If the state is serious about improving the quality of incontinence products, the supply companies argue, they should not be narrowing the pool of vendors. “We know our customers on a personal level. We provide more of a service than a product,” said Rolando Lozano, a partner at Miracle Medical Equipment and Supplies in Weslaco. “In the business world, competition drives quality.”

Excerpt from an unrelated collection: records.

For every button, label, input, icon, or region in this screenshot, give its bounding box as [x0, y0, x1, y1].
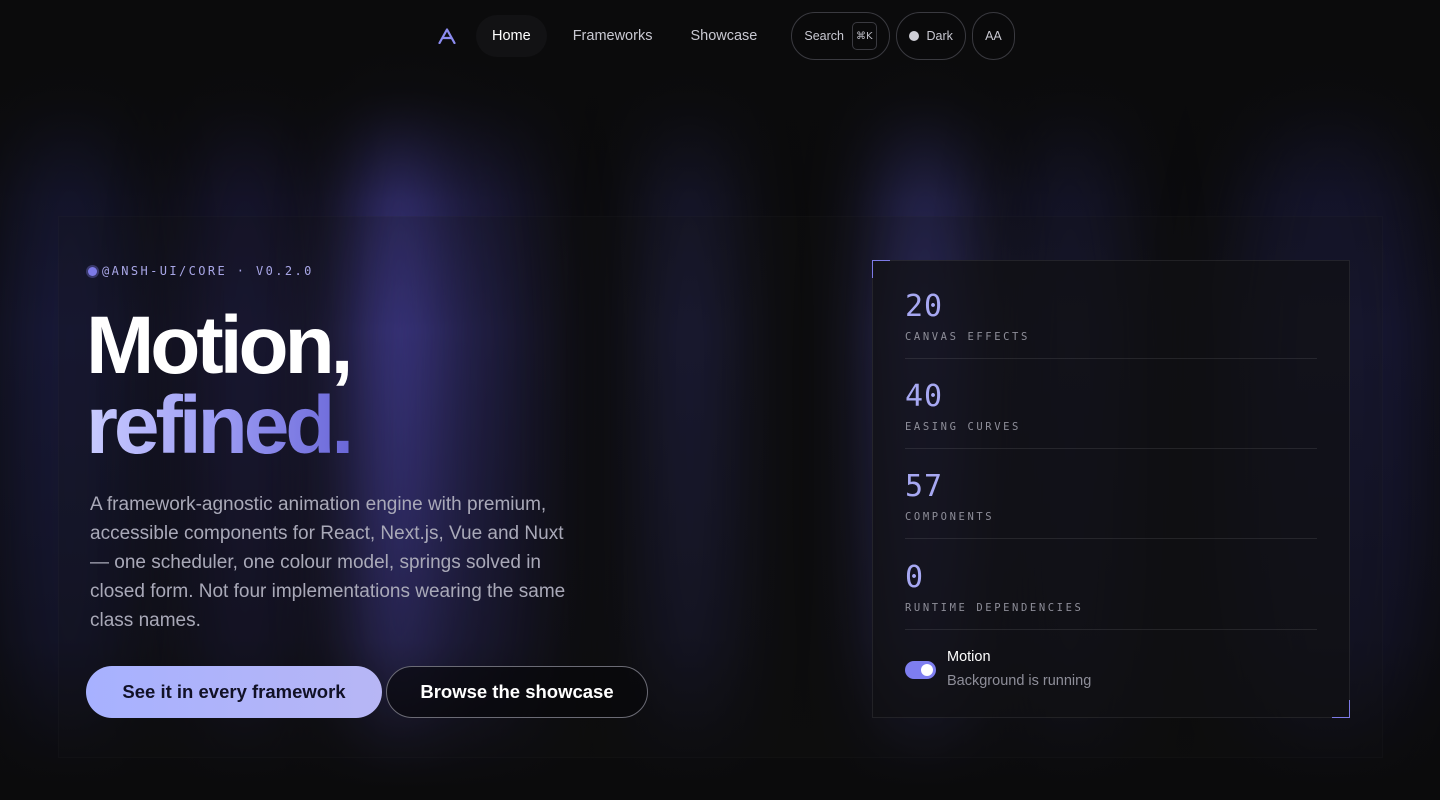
- stat-components: 57 COMPONENTS: [905, 449, 1317, 539]
- stat-label: COMPONENTS: [905, 511, 995, 523]
- nav-link-home[interactable]: Home: [476, 15, 547, 57]
- eyebrow-text: @ANSH-UI/CORE · V0.2.0: [102, 264, 314, 278]
- stat-runtime-dependencies: 0 RUNTIME DEPENDENCIES: [905, 540, 1317, 630]
- hero-description: A framework-agnostic animation engine wi…: [90, 494, 566, 631]
- motion-toggle-switch[interactable]: [905, 661, 936, 679]
- browse-showcase-button[interactable]: Browse the showcase: [386, 666, 648, 718]
- search-label: Search: [804, 29, 844, 43]
- stat-value: 40: [905, 379, 944, 414]
- stat-easing-curves: 40 EASING CURVES: [905, 359, 1317, 449]
- page: Home Frameworks Showcase Search ⌘K Dark …: [0, 0, 1440, 800]
- nav-link-frameworks[interactable]: Frameworks: [557, 15, 669, 57]
- status-dot-icon: [88, 266, 97, 276]
- search-shortcut-kbd: ⌘K: [851, 22, 877, 50]
- stat-label: CANVAS EFFECTS: [905, 331, 1030, 343]
- theme-toggle-button[interactable]: Dark: [895, 12, 966, 60]
- nav-link-showcase[interactable]: Showcase: [674, 15, 773, 57]
- card-corner-accent: [1332, 700, 1350, 718]
- top-nav: Home Frameworks Showcase Search ⌘K Dark …: [430, 12, 1015, 60]
- search-button[interactable]: Search ⌘K: [791, 12, 890, 60]
- theme-label: Dark: [926, 29, 953, 43]
- stat-value: 0: [905, 560, 925, 595]
- version-eyebrow: @ANSH-UI/CORE · V0.2.0: [88, 264, 314, 278]
- motion-setting: Motion Background is running: [905, 647, 1317, 697]
- stat-label: RUNTIME DEPENDENCIES: [905, 602, 1084, 614]
- hero-headline: Motion, refined.: [86, 300, 354, 471]
- stat-value: 20: [905, 289, 944, 324]
- stat-label: EASING CURVES: [905, 421, 1021, 433]
- see-every-framework-button[interactable]: See it in every framework: [86, 666, 382, 718]
- stat-canvas-effects: 20 CANVAS EFFECTS: [905, 269, 1317, 359]
- a-logo-icon[interactable]: [430, 19, 464, 53]
- motion-status: Background is running: [947, 673, 1092, 689]
- card-corner-accent: [872, 260, 890, 278]
- stat-value: 57: [905, 469, 944, 504]
- text-size-button[interactable]: AA: [971, 12, 1015, 60]
- motion-title: Motion: [947, 649, 991, 665]
- headline-line-2: refined.: [86, 380, 354, 471]
- stats-card: 20 CANVAS EFFECTS 40 EASING CURVES 57 CO…: [872, 260, 1350, 718]
- headline-line-1: Motion,: [86, 300, 353, 391]
- theme-dot-icon: [908, 31, 919, 41]
- toggle-knob: [921, 664, 933, 676]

Vendors contend the state should have been better about including them in the planning process — as opposed to relying on savings estimates calculated using rates from other states, which they say aren’t apples to apples. “We understand the financial position the state is in right now,” Mr. Lozano said, “but this is not the avenue to take.”
Amajor acknowledged this is the comptroller’s first foray into competitively bidding Medicaid products, an area generally under the purview of the Health and Human Services Commission, but it most likely will not be the last. “We wanted to start here,” he said. “We have a little bit more procurement experience when it comes to strategic sourcing.”